I always wanted kids. But I always wanted kids later. I watched both my sisters get married young and have kids. They were happy thankfully, but I remember always thinking: I want my own apartment first.

So I don't have any regrets. I don't wish things had gone differently. I am actually extremely thankful. With the support of my family I got to go to college. Once I graduated and got a job, I got my own apartment. It was everything I had hoped and more. It was in a great location and it was back when I feel like things were more affordable and my friends and I had a lot of fun.
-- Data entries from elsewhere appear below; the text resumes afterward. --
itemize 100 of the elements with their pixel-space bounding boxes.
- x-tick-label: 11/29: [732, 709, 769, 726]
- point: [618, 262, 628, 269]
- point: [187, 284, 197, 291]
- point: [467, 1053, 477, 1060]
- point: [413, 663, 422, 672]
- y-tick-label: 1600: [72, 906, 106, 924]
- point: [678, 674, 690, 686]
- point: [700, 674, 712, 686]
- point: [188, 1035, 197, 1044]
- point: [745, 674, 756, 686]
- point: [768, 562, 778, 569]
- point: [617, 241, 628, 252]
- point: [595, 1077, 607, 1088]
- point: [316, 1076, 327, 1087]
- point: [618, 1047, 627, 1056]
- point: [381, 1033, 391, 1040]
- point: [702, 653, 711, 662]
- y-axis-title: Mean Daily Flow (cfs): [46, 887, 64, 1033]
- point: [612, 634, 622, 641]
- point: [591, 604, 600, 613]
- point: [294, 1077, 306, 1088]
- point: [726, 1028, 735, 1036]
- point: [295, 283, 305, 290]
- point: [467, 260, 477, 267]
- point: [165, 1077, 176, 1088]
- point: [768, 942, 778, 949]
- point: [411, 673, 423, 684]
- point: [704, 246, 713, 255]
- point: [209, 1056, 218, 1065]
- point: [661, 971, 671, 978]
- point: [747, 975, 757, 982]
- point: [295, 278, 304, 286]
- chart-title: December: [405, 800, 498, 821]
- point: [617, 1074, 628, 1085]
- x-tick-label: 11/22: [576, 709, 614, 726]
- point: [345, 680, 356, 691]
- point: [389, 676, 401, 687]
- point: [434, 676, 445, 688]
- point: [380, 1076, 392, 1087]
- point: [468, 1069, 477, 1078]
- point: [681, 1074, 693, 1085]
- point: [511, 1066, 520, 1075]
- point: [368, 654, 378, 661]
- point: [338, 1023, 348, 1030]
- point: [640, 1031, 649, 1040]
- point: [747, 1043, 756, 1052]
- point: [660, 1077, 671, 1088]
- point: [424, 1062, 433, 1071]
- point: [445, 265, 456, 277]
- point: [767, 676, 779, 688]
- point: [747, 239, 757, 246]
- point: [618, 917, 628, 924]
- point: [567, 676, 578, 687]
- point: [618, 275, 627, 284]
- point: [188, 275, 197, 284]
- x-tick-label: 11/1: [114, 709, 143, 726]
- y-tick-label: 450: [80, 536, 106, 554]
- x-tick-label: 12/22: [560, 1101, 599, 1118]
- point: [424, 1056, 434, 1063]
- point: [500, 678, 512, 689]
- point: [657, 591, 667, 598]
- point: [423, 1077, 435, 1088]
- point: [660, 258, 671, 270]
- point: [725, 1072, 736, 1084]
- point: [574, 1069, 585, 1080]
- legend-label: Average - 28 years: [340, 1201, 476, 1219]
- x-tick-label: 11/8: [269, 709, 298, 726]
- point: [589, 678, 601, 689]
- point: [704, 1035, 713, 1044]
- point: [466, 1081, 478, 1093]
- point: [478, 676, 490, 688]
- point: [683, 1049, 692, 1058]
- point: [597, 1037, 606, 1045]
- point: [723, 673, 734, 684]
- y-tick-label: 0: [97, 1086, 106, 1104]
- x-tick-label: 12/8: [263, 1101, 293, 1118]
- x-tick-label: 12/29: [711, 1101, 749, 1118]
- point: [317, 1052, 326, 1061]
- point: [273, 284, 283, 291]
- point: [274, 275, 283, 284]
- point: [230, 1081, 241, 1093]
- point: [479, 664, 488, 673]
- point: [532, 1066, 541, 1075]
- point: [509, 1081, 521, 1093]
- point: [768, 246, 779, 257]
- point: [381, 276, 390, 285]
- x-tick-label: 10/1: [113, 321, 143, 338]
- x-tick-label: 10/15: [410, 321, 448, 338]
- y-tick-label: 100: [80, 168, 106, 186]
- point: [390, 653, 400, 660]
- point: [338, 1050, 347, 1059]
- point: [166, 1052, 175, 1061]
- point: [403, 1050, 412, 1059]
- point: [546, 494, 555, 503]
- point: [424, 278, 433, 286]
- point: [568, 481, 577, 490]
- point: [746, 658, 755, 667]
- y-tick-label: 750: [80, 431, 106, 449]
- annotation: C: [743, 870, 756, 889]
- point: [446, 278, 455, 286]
I don't regret any parties. I don't regret any late nights. I don't regret drinking beer, living off a diet of french fries and pizza, having boyfriends, going to smoky clubs, and eating greasy food and cake at two in the morning. It was fun. And it was exactly what I wanted to do. I wanted to work hard at my job, volunteer somewhere, and have fun with my friends.

I worked with kids and I wanted kids, just not yet. I hadn't begun dating my husband yet. It just wasn't time. And that was fine with me. I've been known to worry about almost anything, so yes I worried about infertility way before it ever even needed to be on my radar screen. But I always thought, ok, worst case scenario and I face my worst nightmare, there's always adoption and IVF.

I thought they were guaranteed.

I didn't know if I ever wanted to try medical assistance, but I knew I didn't need to birth a child for me to love him or her unconditionally. I know how much I cared about the kids I worked with and they didn't live with me. I didn't read to them or take them to baseball practice. I didn't hold their hand when they were sick. They weren't my kids. But I knew any child that was ever placed in my home would be my child.

Except, of course, that never happened.

These are not the kinds of things I want to talk about when people probe further after they've asked me if I have kids. "Have you thought about IVF?" "Have you thought about adoption?"

No, I haven't. What's that?

(I really want to try that answer out sometime. If you do, please let me know how it goes. I would love to hear.)

No, I wouldn't change anything about my life. Not the bad times or the hard times or the boring times or the making mistakes times or the really really tough lesson times. I'm thankful for how it has unfolded, for the choices I've made and mostly for good luck.

I just wish I knew that IVF fails 70% of the time. That a lot of women have done a lot of treatments and have never gotten pregnant. That it's not easy or affordable. And that it's not this fool proof solution that I thought it was.

And adoption. I didn't realize... So many things... Adoption has changed over the years. Overall, I think there are more people wanting to adopt than there are newborns available for adoption. Also, I've had a lot of different jobs over the years and the time I worked for a foster care agency really informed me of the complexities of foster care and adoption. Plus, the agency provided me with great training about working with trauma-informed children. That was and still is my most favorite job I've ever had, but it wasn't easy. And I got to go home to a quiet, stable home every day to recharge for the next day.

So, in one of those hypothetical "If you could go back in time and give yourself one piece of advice, what would it be?" situations, I would tell myself: don't count on IVF or adoption.

I would encourage myself to live my life just the same. Work hard, be nice, have fun, volunteer. Make all of the same mistakes and choices. All is and will be well.

Just Don't Count On IVF Or Adoption.